Google ricorda oggi Marsha P. Johnson, la prima pioniera del movimento LGBTQ+ famosa in negli Stati Uniti per le sue battaglie

Google ha deciso di ricordare con il doodle di oggi un’attivista, performer e drag queen, pioniera dei movimenti LGBTQ+ negli Stati Uniti e non solo.

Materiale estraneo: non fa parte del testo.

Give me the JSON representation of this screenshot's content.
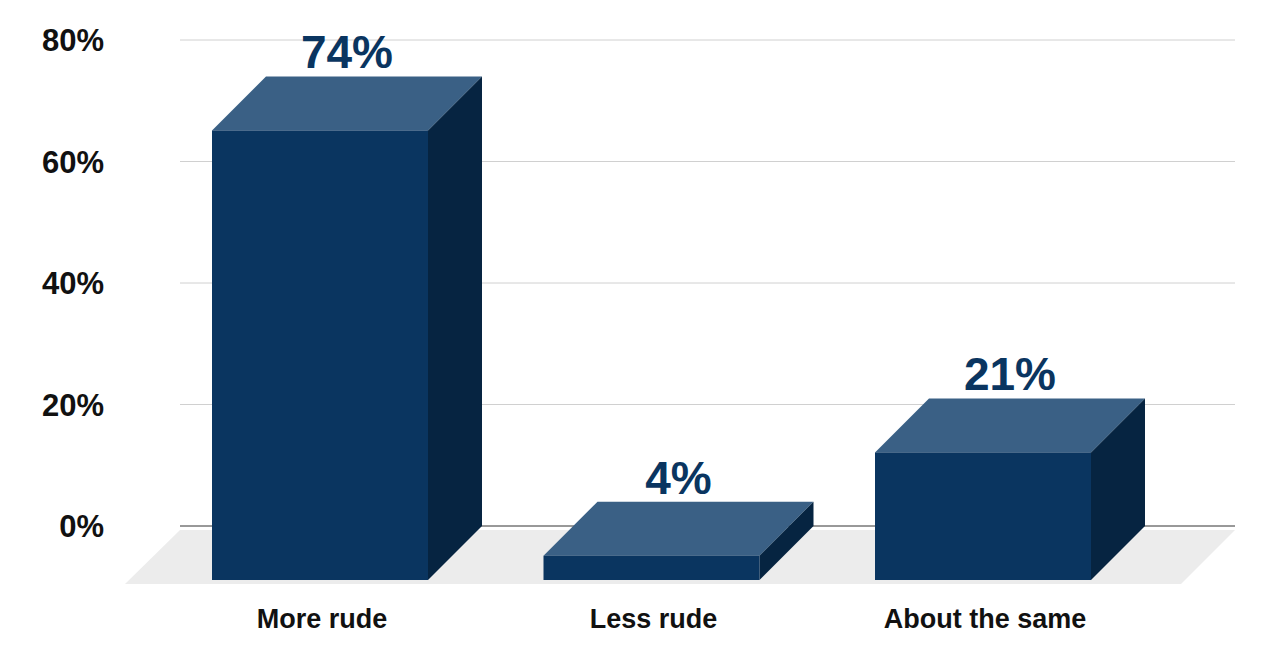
{
  "chart_data": {
    "type": "bar",
    "categories": [
      "More rude",
      "Less rude",
      "About the same"
    ],
    "values": [
      74,
      4,
      21
    ],
    "value_labels": [
      "74%",
      "4%",
      "21%"
    ],
    "color": "#0a3560",
    "ylim": [
      0,
      80
    ],
    "yticks": [
      {
        "value": 0,
        "label": "0%"
      },
      {
        "value": 20,
        "label": "20%"
      },
      {
        "value": 40,
        "label": "40%"
      },
      {
        "value": 60,
        "label": "60%"
      },
      {
        "value": 80,
        "label": "80%"
      }
    ],
    "grid": true,
    "data_labels": true
  }
}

Si tratta di Marsha P. Johnson, rinomata per le sue battaglie e per aver dato vita a diverse manifestazioni per i diritti, allora come oggi, spesso negati a chi ha una sessualità non “tradizionale”. La sua opera di sensibilizzazione è stata riconosciuta postuma: infatti, il 30 giugno dell’anno scorso, è stata insignita del premio “grand marshal of the New York City Pride March”.

La vita

Marsha P. Johnson è nata il 24 agosto del 1945, nel New Jersey, con il nome di Malcolm Michaels Jr. Iniziò a vestire panni femminili già all’età di 5 anni ma per un periodo dovette abbandonarli per non incorrere in molestie da parte dei ragazzi della sua città. Dopo essersi diplomata nel 1963, si trasferisce a New York con 15 dollari in tasca ma molti vestiti. Iniziò a lavorare come cameriera. Quando iniziò la sua carriera da perfomer e drag quenn – come lei stessa di definì – cambiò il nome dapprima in Black Marsha e successivamente in Marsha P. Johnson, dove la P. indica la frase “Pay it no mind“, come era solita risponde a chi voleva sapere il suo sesso. È ritenuta una delle presenze più rilevanti nei moti di Stonewall del 1969. Fu anche uno dei membri fondatori del Gay Liberation Front e fondò anche l’organizzazione per gay, trans e persone genderqueer, “STAR” (Street Transvestite Action Revolutionaries) insieme all’amica Sylvia Rivera.

La morte misteriosa

Come spesso accade, la sua vita non è stata tutta rose e fiori. Nel ’66 si prostituiva e non aveva una fissa dimora, motivo per il quale fu più volte arrestata. Spesso è stata internata e trattata farmacologicamente per curare dei suoi scatti d’ira che la rendevano pericolosa per chi la circondava. Subito dopo il gay pride del 1992, il suo corpo fu trovato galleggiante nel fiume Hudson. Le cause del decesso sono state imputate ad un suicidio, ma nel novembre 2012, l’attivista Mariah Lopez è riuscita a far riaprire il caso dal dipartimento di polizia di New York come possibile omicidio.